How to Use NumPy for Descriptive Statistics

Updated: January 22, 2024 By: Guest Contributor Post a comment

Introduction

NumPy (Numerical Python) is an open-source Python library that’s widely used for scientific computing, especially when it comes to performing mathematical operations on large, multi-dimensional arrays and matrices. It is particularly popular in the fields of data analysis, machine learning, and engineering. Descriptive statistics is one of the essential concepts in statistics, which describes the basic features of data through quantitative summaries and visualizations. In this tutorial, we will explore how NumPy can be used to compute various descriptive statistical measures.

Getting Things Ready

Before diving into calculations, ensure that you have NumPy installed. If not, install it using pip:

pip install numpy

After installation, you can import NumPy:

import numpy as np

Basic Statistics with NumPy

To demonstrate some basic descriptive statistics, let’s begin with creating some example data using NumPy:

data = np.array([1, 2, 3, 4, 5, 6, 7, 8, 9, 10])

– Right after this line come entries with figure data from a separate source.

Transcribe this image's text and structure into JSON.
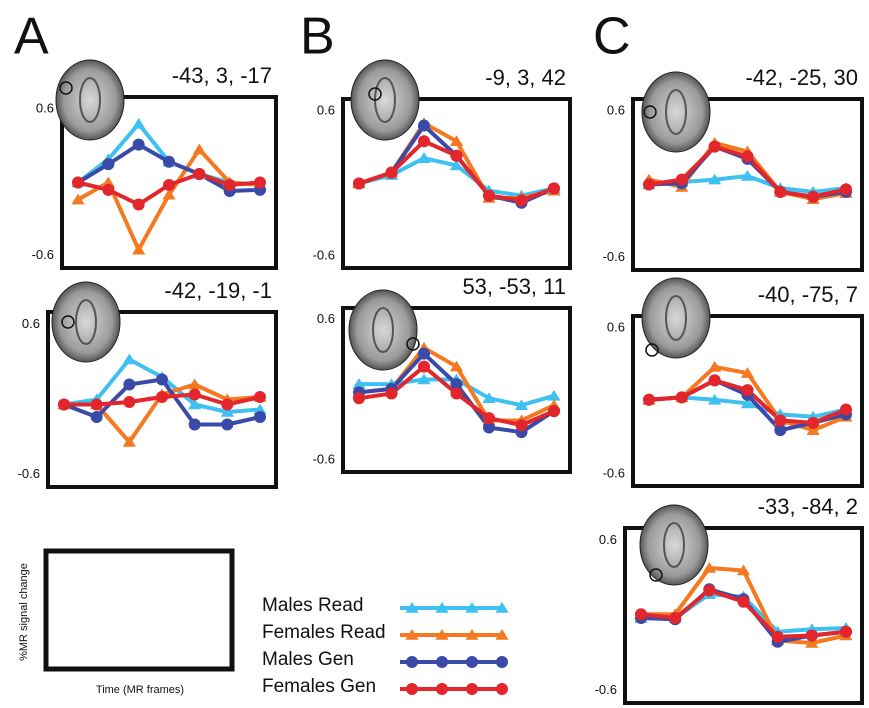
{
  "panel_labels": [
    "A",
    "B",
    "C"
  ],
  "example_axes": {
    "xlabel": "Time (MR frames)",
    "ylabel": "%MR signal change"
  },
  "chart_data": [
    {
      "type": "line",
      "title": "-43, 3, -17",
      "ylim": [
        -0.7,
        0.7
      ],
      "yticks": [
        0.6,
        -0.6
      ],
      "grid": false,
      "series": [
        {
          "name": "Males Read",
          "color": "#3ec0f0",
          "marker": "triangle",
          "values": [
            0,
            0.19,
            0.48,
            0.17,
            0.07,
            0,
            -0.02
          ]
        },
        {
          "name": "Females Read",
          "color": "#f47920",
          "marker": "triangle",
          "values": [
            -0.14,
            0,
            -0.55,
            -0.1,
            0.27,
            0,
            -0.02
          ]
        },
        {
          "name": "Males Gen",
          "color": "#3a4aa8",
          "marker": "circle",
          "values": [
            0,
            0.15,
            0.31,
            0.17,
            0.07,
            -0.07,
            -0.06
          ]
        },
        {
          "name": "Females Gen",
          "color": "#e2262c",
          "marker": "circle",
          "values": [
            0,
            -0.06,
            -0.18,
            -0.02,
            0.07,
            -0.02,
            0
          ]
        }
      ]
    },
    {
      "type": "line",
      "title": "-42, -19, -1",
      "ylim": [
        -0.7,
        0.7
      ],
      "yticks": [
        0.6,
        -0.6
      ],
      "grid": false,
      "series": [
        {
          "name": "Males Read",
          "color": "#3ec0f0",
          "marker": "triangle",
          "values": [
            -0.04,
            0,
            0.32,
            0.18,
            -0.04,
            -0.1,
            -0.08
          ]
        },
        {
          "name": "Females Read",
          "color": "#f47920",
          "marker": "triangle",
          "values": [
            -0.04,
            -0.04,
            -0.34,
            0.04,
            0.12,
            0,
            0.02
          ]
        },
        {
          "name": "Males Gen",
          "color": "#3a4aa8",
          "marker": "circle",
          "values": [
            -0.04,
            -0.14,
            0.12,
            0.16,
            -0.2,
            -0.2,
            -0.14
          ]
        },
        {
          "name": "Females Gen",
          "color": "#e2262c",
          "marker": "circle",
          "values": [
            -0.04,
            -0.04,
            -0.02,
            0.02,
            0.04,
            -0.04,
            0.02
          ]
        }
      ]
    },
    {
      "type": "line",
      "title": "-9, 3, 42",
      "ylim": [
        -0.7,
        0.7
      ],
      "yticks": [
        0.6,
        -0.6
      ],
      "grid": false,
      "series": [
        {
          "name": "Males Read",
          "color": "#3ec0f0",
          "marker": "triangle",
          "values": [
            0,
            0.07,
            0.21,
            0.15,
            -0.06,
            -0.1,
            -0.04
          ]
        },
        {
          "name": "Females Read",
          "color": "#f47920",
          "marker": "triangle",
          "values": [
            0,
            0.09,
            0.5,
            0.35,
            -0.12,
            -0.12,
            -0.06
          ]
        },
        {
          "name": "Males Gen",
          "color": "#3a4aa8",
          "marker": "circle",
          "values": [
            0,
            0.09,
            0.48,
            0.23,
            -0.1,
            -0.16,
            -0.04
          ]
        },
        {
          "name": "Females Gen",
          "color": "#e2262c",
          "marker": "circle",
          "values": [
            0,
            0.09,
            0.35,
            0.23,
            -0.1,
            -0.14,
            -0.04
          ]
        }
      ]
    },
    {
      "type": "line",
      "title": "53, -53, 11",
      "ylim": [
        -0.7,
        0.7
      ],
      "yticks": [
        0.6,
        -0.6
      ],
      "grid": false,
      "series": [
        {
          "name": "Males Read",
          "color": "#3ec0f0",
          "marker": "triangle",
          "values": [
            0.05,
            0.05,
            0.09,
            0.09,
            -0.07,
            -0.13,
            -0.05
          ]
        },
        {
          "name": "Females Read",
          "color": "#f47920",
          "marker": "triangle",
          "values": [
            -0.02,
            0.01,
            0.36,
            0.2,
            -0.26,
            -0.26,
            -0.13
          ]
        },
        {
          "name": "Males Gen",
          "color": "#3a4aa8",
          "marker": "circle",
          "values": [
            -0.02,
            0.01,
            0.31,
            0.05,
            -0.32,
            -0.36,
            -0.18
          ]
        },
        {
          "name": "Females Gen",
          "color": "#e2262c",
          "marker": "circle",
          "values": [
            -0.07,
            -0.03,
            0.2,
            -0.03,
            -0.24,
            -0.3,
            -0.18
          ]
        }
      ]
    },
    {
      "type": "line",
      "title": "-42, -25, 30",
      "ylim": [
        -0.7,
        0.7
      ],
      "yticks": [
        0.6,
        -0.6
      ],
      "grid": false,
      "series": [
        {
          "name": "Males Read",
          "color": "#3ec0f0",
          "marker": "triangle",
          "values": [
            0,
            0.02,
            0.04,
            0.07,
            -0.03,
            -0.06,
            -0.03
          ]
        },
        {
          "name": "Females Read",
          "color": "#f47920",
          "marker": "triangle",
          "values": [
            0.04,
            -0.02,
            0.34,
            0.27,
            -0.06,
            -0.12,
            -0.07
          ]
        },
        {
          "name": "Males Gen",
          "color": "#3a4aa8",
          "marker": "circle",
          "values": [
            0,
            0.01,
            0.31,
            0.21,
            -0.06,
            -0.1,
            -0.06
          ]
        },
        {
          "name": "Females Gen",
          "color": "#e2262c",
          "marker": "circle",
          "values": [
            0,
            0.04,
            0.31,
            0.23,
            -0.06,
            -0.1,
            -0.04
          ]
        }
      ]
    },
    {
      "type": "line",
      "title": "-40, -75, 7",
      "ylim": [
        -0.7,
        0.7
      ],
      "yticks": [
        0.6,
        -0.6
      ],
      "grid": false,
      "series": [
        {
          "name": "Males Read",
          "color": "#3ec0f0",
          "marker": "triangle",
          "values": [
            0.01,
            0.03,
            0.01,
            -0.02,
            -0.11,
            -0.13,
            -0.07
          ]
        },
        {
          "name": "Females Read",
          "color": "#f47920",
          "marker": "triangle",
          "values": [
            0.01,
            0.03,
            0.28,
            0.23,
            -0.16,
            -0.24,
            -0.13
          ]
        },
        {
          "name": "Males Gen",
          "color": "#3a4aa8",
          "marker": "circle",
          "values": [
            0.01,
            0.03,
            0.17,
            0.05,
            -0.24,
            -0.18,
            -0.11
          ]
        },
        {
          "name": "Females Gen",
          "color": "#e2262c",
          "marker": "circle",
          "values": [
            0.01,
            0.03,
            0.17,
            0.09,
            -0.16,
            -0.18,
            -0.07
          ]
        }
      ]
    },
    {
      "type": "line",
      "title": "-33, -84, 2",
      "ylim": [
        -0.7,
        0.7
      ],
      "yticks": [
        0.6,
        -0.6
      ],
      "grid": false,
      "series": [
        {
          "name": "Males Read",
          "color": "#3ec0f0",
          "marker": "triangle",
          "values": [
            -0.02,
            -0.02,
            0.17,
            0.15,
            -0.13,
            -0.11,
            -0.1
          ]
        },
        {
          "name": "Females Read",
          "color": "#f47920",
          "marker": "triangle",
          "values": [
            0.01,
            0.01,
            0.38,
            0.36,
            -0.2,
            -0.22,
            -0.16
          ]
        },
        {
          "name": "Males Gen",
          "color": "#3a4aa8",
          "marker": "circle",
          "values": [
            -0.02,
            -0.03,
            0.21,
            0.13,
            -0.21,
            -0.16,
            -0.13
          ]
        },
        {
          "name": "Females Gen",
          "color": "#e2262c",
          "marker": "circle",
          "values": [
            0.01,
            -0.02,
            0.2,
            0.11,
            -0.17,
            -0.16,
            -0.13
          ]
        }
      ]
    }
  ]
}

Now let’s calculate some basic descriptive statistics:

Mean

mean_value = np.mean(data)
print(f'Mean Value: {mean_value}')
# Output: Mean Value: 5.5

Median

median_value = np.median(data)
print(f'Median Value: {median_value}')
# Output: Median Value: 5.5

Standard Deviation

std_dev = np.std(data)
print(f'Standard Deviation: {std_dev}')
# Output: Standard Deviation: 2.8722813232690143

Variance

variance = np.var(data)
print(f'Variance: {variance}')
# Output: Variance: 8.25

This is just the tip of the iceberg. NumPy offers a comprehensive set of functions for more complex statistical measurements. Let’s delve into some more advanced concepts.

Advanced Statistics with NumPy

For more sophisticated analysis, such as weighted averages, percentiles, and correlation coefficients, we can still rely on NumPy’s capabilities.

Weighted Average

weights = np.array([1, 2, 3, 4, 5, 6, 7, 8, 9, 10])
weighted_avg = np.average(data, weights=weights)
print(f'Weighted Average: {weighted_avg}')
# Output: Weighted Average: 7.0

Percentiles

fiftieth_percentile = np.percentile(data, 50)
print(f'50th Percentile (Median): {fiftieth_percentile}')

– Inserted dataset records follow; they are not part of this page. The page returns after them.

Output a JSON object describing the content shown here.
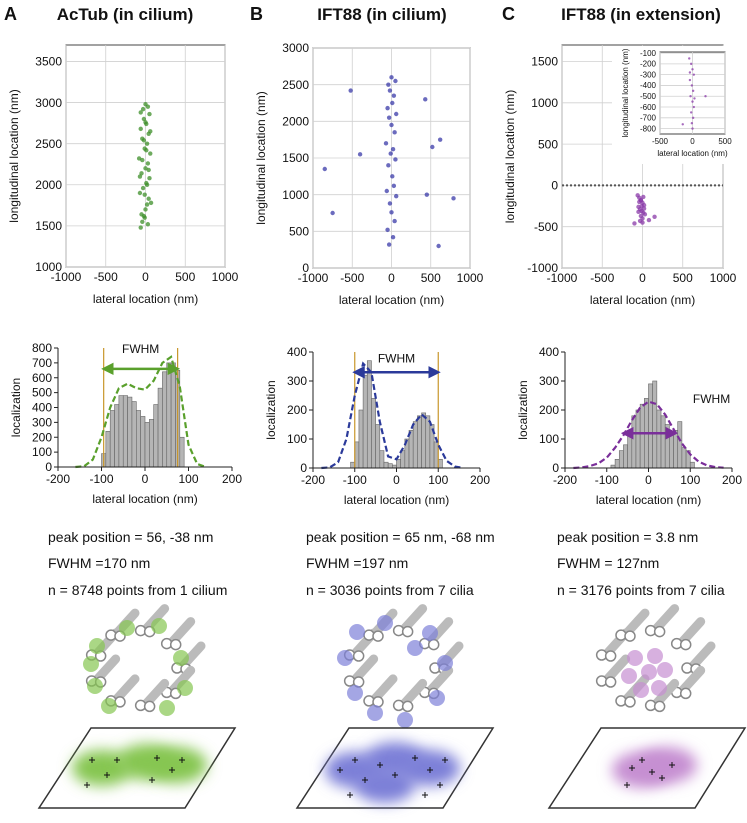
{
  "panels": [
    {
      "letter": "A",
      "title": "AcTub (in cilium)",
      "stats": [
        "peak position = 56, -38 nm",
        "FWHM =170 nm",
        "n = 8748 points from 1 cilium"
      ]
    },
    {
      "letter": "B",
      "title": "IFT88 (in cilium)",
      "stats": [
        "peak position = 65 nm, -68 nm",
        "FWHM =197 nm",
        "n = 3036 points from 7 cilia"
      ]
    },
    {
      "letter": "C",
      "title": "IFT88 (in extension)",
      "stats": [
        "peak position = 3.8 nm",
        "FWHM = 127nm",
        "n = 3176 points from 7 cilia"
      ]
    }
  ],
  "chart_data": [
    {
      "type": "scatter",
      "xlabel": "lateral location (nm)",
      "ylabel": "longitudinal location (nm)",
      "xlim": [
        -1000,
        1000
      ],
      "ylim": [
        1000,
        3700
      ],
      "xticks": [
        -1000,
        -500,
        0,
        500,
        1000
      ],
      "yticks": [
        1000,
        1500,
        2000,
        2500,
        3000,
        3500
      ],
      "grid": true,
      "color": "#3d8f2a",
      "x": [
        -60,
        -40,
        -20,
        0,
        20,
        40,
        -70,
        -30,
        10,
        50,
        -50,
        0,
        30,
        -80,
        60,
        -10,
        20,
        -40,
        40,
        -60,
        10,
        -20,
        50,
        -30,
        0,
        30,
        -50,
        70,
        -10,
        20,
        -70,
        40,
        -40,
        10,
        -20,
        60,
        0,
        -60,
        30,
        -10
      ],
      "y": [
        1480,
        1550,
        1620,
        1700,
        1760,
        1830,
        1900,
        1960,
        2020,
        2080,
        2140,
        2200,
        2260,
        2320,
        2380,
        2440,
        2500,
        2560,
        2620,
        2680,
        2740,
        2800,
        2860,
        2920,
        2980,
        1520,
        1640,
        1780,
        1880,
        2000,
        2100,
        2180,
        2300,
        2420,
        2540,
        2650,
        2760,
        2880,
        2950,
        1600
      ]
    },
    {
      "type": "histogram",
      "xlabel": "lateral location (nm)",
      "ylabel": "localization",
      "xlim": [
        -200,
        200
      ],
      "ylim": [
        0,
        800
      ],
      "xticks": [
        -200,
        -100,
        0,
        100,
        200
      ],
      "yticks": [
        0,
        100,
        200,
        300,
        400,
        500,
        600,
        700,
        800
      ],
      "color": "#b5b5b5",
      "bins": [
        -100,
        -90,
        -80,
        -70,
        -60,
        -50,
        -40,
        -30,
        -20,
        -10,
        0,
        10,
        20,
        30,
        40,
        50,
        60,
        70,
        80,
        90
      ],
      "counts": [
        90,
        240,
        380,
        420,
        480,
        480,
        470,
        440,
        380,
        340,
        300,
        320,
        420,
        530,
        640,
        700,
        700,
        650,
        200
      ],
      "fit": {
        "color": "#5aa02c",
        "x": [
          -160,
          -140,
          -120,
          -100,
          -80,
          -60,
          -40,
          -20,
          0,
          20,
          40,
          60,
          80,
          100,
          120,
          140
        ],
        "values": [
          0,
          5,
          50,
          200,
          400,
          530,
          560,
          530,
          520,
          580,
          700,
          740,
          540,
          150,
          20,
          0
        ]
      },
      "annotation": "FWHM",
      "fwhm_lines": [
        -95,
        75
      ],
      "fwhm_arrow": {
        "from": -95,
        "to": 75,
        "y": 660
      }
    },
    {
      "type": "scatter",
      "xlabel": "lateral location (nm)",
      "ylabel": "longitudinal location (nm)",
      "xlim": [
        -1000,
        1000
      ],
      "ylim": [
        0,
        3000
      ],
      "xticks": [
        -1000,
        -500,
        0,
        500,
        1000
      ],
      "yticks": [
        0,
        500,
        1000,
        1500,
        2000,
        2500,
        3000
      ],
      "grid": true,
      "color": "#3a3aa8",
      "x": [
        -30,
        20,
        -50,
        40,
        0,
        -20,
        60,
        -60,
        30,
        10,
        -40,
        50,
        -10,
        20,
        -70,
        40,
        0,
        -30,
        60,
        -50,
        10,
        30,
        -20,
        -40,
        50,
        0,
        -850,
        -520,
        -400,
        -750,
        430,
        520,
        620,
        600,
        790,
        450
      ],
      "y": [
        320,
        420,
        520,
        640,
        760,
        880,
        980,
        1050,
        1120,
        1250,
        1400,
        1480,
        1560,
        1620,
        1700,
        1850,
        1950,
        2050,
        2100,
        2180,
        2250,
        2350,
        2420,
        2500,
        2550,
        2600,
        1350,
        2420,
        1550,
        750,
        2300,
        1650,
        1750,
        300,
        950,
        1000
      ]
    },
    {
      "type": "histogram",
      "xlabel": "lateral location (nm)",
      "ylabel": "localization",
      "xlim": [
        -200,
        200
      ],
      "ylim": [
        0,
        400
      ],
      "xticks": [
        -200,
        -100,
        0,
        100,
        200
      ],
      "yticks": [
        0,
        100,
        200,
        300,
        400
      ],
      "color": "#b5b5b5",
      "bins": [
        -110,
        -100,
        -90,
        -80,
        -70,
        -60,
        -50,
        -40,
        -30,
        -20,
        -10,
        0,
        10,
        20,
        30,
        40,
        50,
        60,
        70,
        80,
        90,
        100,
        110
      ],
      "counts": [
        20,
        90,
        200,
        320,
        370,
        240,
        150,
        60,
        20,
        15,
        10,
        30,
        60,
        100,
        130,
        160,
        180,
        190,
        180,
        150,
        90,
        30
      ],
      "fit": {
        "color": "#2b3a9a",
        "x": [
          -180,
          -160,
          -140,
          -120,
          -100,
          -80,
          -60,
          -40,
          -20,
          0,
          20,
          40,
          60,
          80,
          100,
          120,
          140,
          160
        ],
        "values": [
          0,
          2,
          20,
          100,
          250,
          360,
          330,
          160,
          40,
          30,
          80,
          150,
          185,
          160,
          80,
          25,
          5,
          0
        ]
      },
      "annotation": "FWHM",
      "fwhm_lines": [
        -100,
        100
      ],
      "fwhm_arrow": {
        "from": -100,
        "to": 100,
        "y": 330
      }
    },
    {
      "type": "scatter",
      "xlabel": "lateral location (nm)",
      "ylabel": "longitudinal location (nm)",
      "xlim": [
        -1000,
        1000
      ],
      "ylim": [
        -1000,
        1700
      ],
      "xticks": [
        -1000,
        -500,
        0,
        500,
        1000
      ],
      "yticks": [
        -1000,
        -500,
        0,
        500,
        1000,
        1500
      ],
      "grid": true,
      "color": "#8a3aa8",
      "hline": 0,
      "x": [
        -60,
        -40,
        -20,
        0,
        20,
        -50,
        -30,
        -10,
        10,
        30,
        -40,
        -20,
        0,
        -30,
        -10,
        10,
        -50,
        20,
        -20,
        0,
        150,
        80,
        -100
      ],
      "y": [
        -120,
        -150,
        -180,
        -210,
        -240,
        -260,
        -290,
        -310,
        -330,
        -350,
        -200,
        -370,
        -400,
        -430,
        -250,
        -140,
        -320,
        -280,
        -180,
        -450,
        -380,
        -420,
        -460
      ]
    },
    {
      "type": "scatter",
      "xlabel": "lateral location (nm)",
      "ylabel": "longitudinal location (nm)",
      "xlim": [
        -500,
        500
      ],
      "ylim": [
        -850,
        -90
      ],
      "xticks": [
        -500,
        0,
        500
      ],
      "yticks": [
        -100,
        -200,
        -300,
        -400,
        -500,
        -600,
        -700,
        -800
      ],
      "grid": true,
      "color": "#8a3aa8",
      "x": [
        -50,
        -20,
        0,
        20,
        -40,
        -10,
        10,
        -30,
        0,
        20,
        -20,
        10,
        -10,
        0,
        -40,
        30,
        200,
        -150
      ],
      "y": [
        -150,
        -200,
        -250,
        -300,
        -350,
        -400,
        -450,
        -500,
        -550,
        -600,
        -650,
        -700,
        -750,
        -800,
        -280,
        -520,
        -500,
        -760
      ]
    },
    {
      "type": "histogram",
      "xlabel": "lateral location (nm)",
      "ylabel": "localization",
      "xlim": [
        -200,
        200
      ],
      "ylim": [
        0,
        400
      ],
      "xticks": [
        -200,
        -100,
        0,
        100,
        200
      ],
      "yticks": [
        0,
        100,
        200,
        300,
        400
      ],
      "color": "#b5b5b5",
      "bins": [
        -90,
        -80,
        -70,
        -60,
        -50,
        -40,
        -30,
        -20,
        -10,
        0,
        10,
        20,
        30,
        40,
        50,
        60,
        70,
        80,
        90,
        100,
        110
      ],
      "counts": [
        10,
        30,
        60,
        80,
        110,
        180,
        200,
        220,
        240,
        290,
        300,
        200,
        180,
        150,
        120,
        130,
        160,
        70,
        60,
        20
      ],
      "fit": {
        "color": "#7a2e9a",
        "x": [
          -180,
          -160,
          -140,
          -120,
          -100,
          -80,
          -60,
          -40,
          -20,
          0,
          20,
          40,
          60,
          80,
          100,
          120,
          140,
          160,
          180
        ],
        "values": [
          0,
          2,
          7,
          16,
          36,
          70,
          113,
          164,
          208,
          229,
          220,
          184,
          134,
          85,
          47,
          22,
          9,
          3,
          1
        ]
      },
      "annotation": "FWHM",
      "fwhm_arrow": {
        "from": -60,
        "to": 65,
        "y": 120
      }
    }
  ]
}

ninety_percentile = np.percentile(data, 90)
print(f'90th Percentile: {ninety_percentile}')
# Outputs:
# 50th Percentile (Median): 5.5
# 90th Percentile: 9.1

Correlation Coefficient

data_x = np.array([1, 2, 3, 4, 5])
data_y = np.array([5, 4, 3, 2, 1])
correlation = np.corrcoef(data_x, data_y)
print(f'Correlation Coefficient Matrix:\n{correlation}')
# Output: Correlation Coefficient Matrix:
# [[ 1. -1.]
# [-1.  1.]]

These are useful for understanding the relationships between variables in your dataset and how they contribute to the overall distribution of the data.

Descriptive Statistics on Multi-dimensional Data

Often, data comes in multi-dimensional arrays. NumPy seamlessly supports calculations on such arrays which might represent several groups of observations.

multi_dimensional_data = np.array([[1, 2, 3], [4, 5, 6], [7, 8, 9]])
mean_multi = np.mean(multi_dimensional_data, axis=0)
print(f'Means of each column: {mean_multi}')

The axis parameter is crucial as it determines the direction in which you want to compute the mean. For axis=0, it’ll calculate for each column, for axis=1 for each row.

We can perform similar operations for other statistical measures to analyze multi-dimensional datasets efficiently.

Working with Missing Data

In real-life datasets, missing values are typical, and handling them is an important part of data preprocessing. NumPy offers convenient ways to deal with missing data through functions that can ignore these values during computations.

data_with_nan = np.array([1, 2, np.nan, 4, 5])
mean_without_nan = np.nanmean(data_with_nan)
print(f'Mean without NaN: {mean_without_nan}')

Similarly, we can use np.nanstd, np.nanvar, np.nanpercentile, and more to compute statistics without being affected by NaNs.

Conclusion

This tutorial has covered how NumPy can be utilized to perform descriptive statistical analysis on data of varying complexity. As a powerful tool with an extensive array of functions, NumPy simplifies the computation of statistical measures, helping you gain insights into your data swiftly. With practice, these techniques become invaluable in the analysis and interpretation of datasets across diverse applications.